Elenydd Meadows and Woodlands

10th June 2018

From the roadside, the hay meadows at Hirnant Farm (Caeau Hirnant) on the winding road along Craig Goch Reservoir are a rare picture of summer colour; yellow with rough hawkbit, bird’s foot trefoil, yellow rattle and buttercup, white with pignut and eyebright and dashed purple with red clover and marsh orchids. The meadow buzzes with day flying moths, bees and other insects; small pearl-bordered fritillaries keep low and work the trefoil.  Swallows and house martins flick over the fields before rising and banking round to start another sortie; all have nests in the farm buildings just over the hill.  In the improved pasture next the farm, house sparrows feed in a busy jumble of hopping and fluttering. A buzzard is chased from a fence post by a desperate pair of carrion crow with their recently fledged young sitting stupidly nearby.

Curlews snooze on the hill crests awaiting the time to swap over with their partner on a nest far across the valley in the rhos grassland and rush pastures that blanket the low lying ground next to the reservoir. Birds fly directly across under a cloudless sky against the rapidly clearing, morning mist then suddenly in the far distance, wiffle down and are immediately lost from sight; they head to their nests with fluting calls and bubbling song that echo across the valley.

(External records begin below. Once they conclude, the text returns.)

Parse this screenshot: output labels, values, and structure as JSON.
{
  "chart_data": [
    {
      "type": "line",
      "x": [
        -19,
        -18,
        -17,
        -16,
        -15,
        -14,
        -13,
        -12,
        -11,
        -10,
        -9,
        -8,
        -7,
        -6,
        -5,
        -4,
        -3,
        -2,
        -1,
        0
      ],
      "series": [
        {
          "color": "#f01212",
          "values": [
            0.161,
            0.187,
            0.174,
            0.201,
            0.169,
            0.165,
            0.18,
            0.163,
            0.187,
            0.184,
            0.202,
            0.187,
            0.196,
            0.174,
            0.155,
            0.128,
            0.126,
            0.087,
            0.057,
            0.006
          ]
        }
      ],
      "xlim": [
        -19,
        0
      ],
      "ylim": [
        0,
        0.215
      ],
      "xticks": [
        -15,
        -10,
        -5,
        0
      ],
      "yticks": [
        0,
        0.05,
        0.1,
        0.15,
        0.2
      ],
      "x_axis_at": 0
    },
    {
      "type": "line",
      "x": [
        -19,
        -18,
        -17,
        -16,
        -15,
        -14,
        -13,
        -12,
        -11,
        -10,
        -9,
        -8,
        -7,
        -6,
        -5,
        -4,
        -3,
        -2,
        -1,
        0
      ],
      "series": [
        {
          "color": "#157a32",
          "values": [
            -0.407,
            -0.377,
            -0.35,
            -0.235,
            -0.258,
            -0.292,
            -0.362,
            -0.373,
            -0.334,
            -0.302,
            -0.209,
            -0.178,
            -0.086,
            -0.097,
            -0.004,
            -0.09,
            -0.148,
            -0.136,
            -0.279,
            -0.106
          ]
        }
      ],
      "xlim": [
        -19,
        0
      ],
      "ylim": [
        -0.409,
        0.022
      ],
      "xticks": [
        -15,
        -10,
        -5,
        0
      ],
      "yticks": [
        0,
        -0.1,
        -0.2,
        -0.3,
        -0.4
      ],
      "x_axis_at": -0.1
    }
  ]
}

On the mountain road to Cymystwyth at Gors Lywd, the valley mire is also alive with moths that work the flowering bog bean. Sundews litter the sphagnum and the mire quakes on passing as it floats on the acid water. Cotton grasses are white puffs, sedges are either out or just coming in to flower and pretty pink, bog cranberry sits on moss hummocks.  A snipe drums briefly overhead and slides across the sky.

The next morning, a common sandpiper paces along the top of Garreg Dhu dam wall, calling anxiously and trying to keep an eye on its recently fledged young that hide in the bank side vegetation below.

Above Dol y Mynach reservoir, Caeau Penglaneinon rises on the slope above a mature, mixed woodland which rings with singing wood warblers and redstarts; a grey wagtail pair has a nest under the bridge, a mistle thrush with a beakful of food flies from the meadow to perch high in a tree on its way to a nest high in the wood; and song thrushes and tree pipits sing without a break from the adjacent ffridd.

In the meadows, the dew drenches the feet and the midges swarm in the still morning air but the flowers are rich and colourful; wood bitter-vetch carpets much of the ground with more yellow rattle, trefoil and eyebright and large numbers of greater butterfly orchids, most still in bud, speckle the ground a pale yellow.

At Vicarage Meadows in the Irfon Valley, bright yellow petty whin is more dominant and great burnet is just out, sadly with no attendant scarce large blue butterflies, which are restricted to mainland Europe; heath spotted orchids are common but there is only one butterfly orchid.  There are no small pearl-bordered fritillary butterflies but that may be just for lack of looking in the rush pastures below.  They are present almost everywhere this year: near Nant y Fedw in the hills above the Devil’s staircase, also in the meadows at Caermeirch and in the young forest on Nant Melyn.

 

 

3 Comments Add yours

  1. Annie says:

    Very evocative – as usual.

  2. Sherry Felix says:

    Lovely assortment and I love learning the names.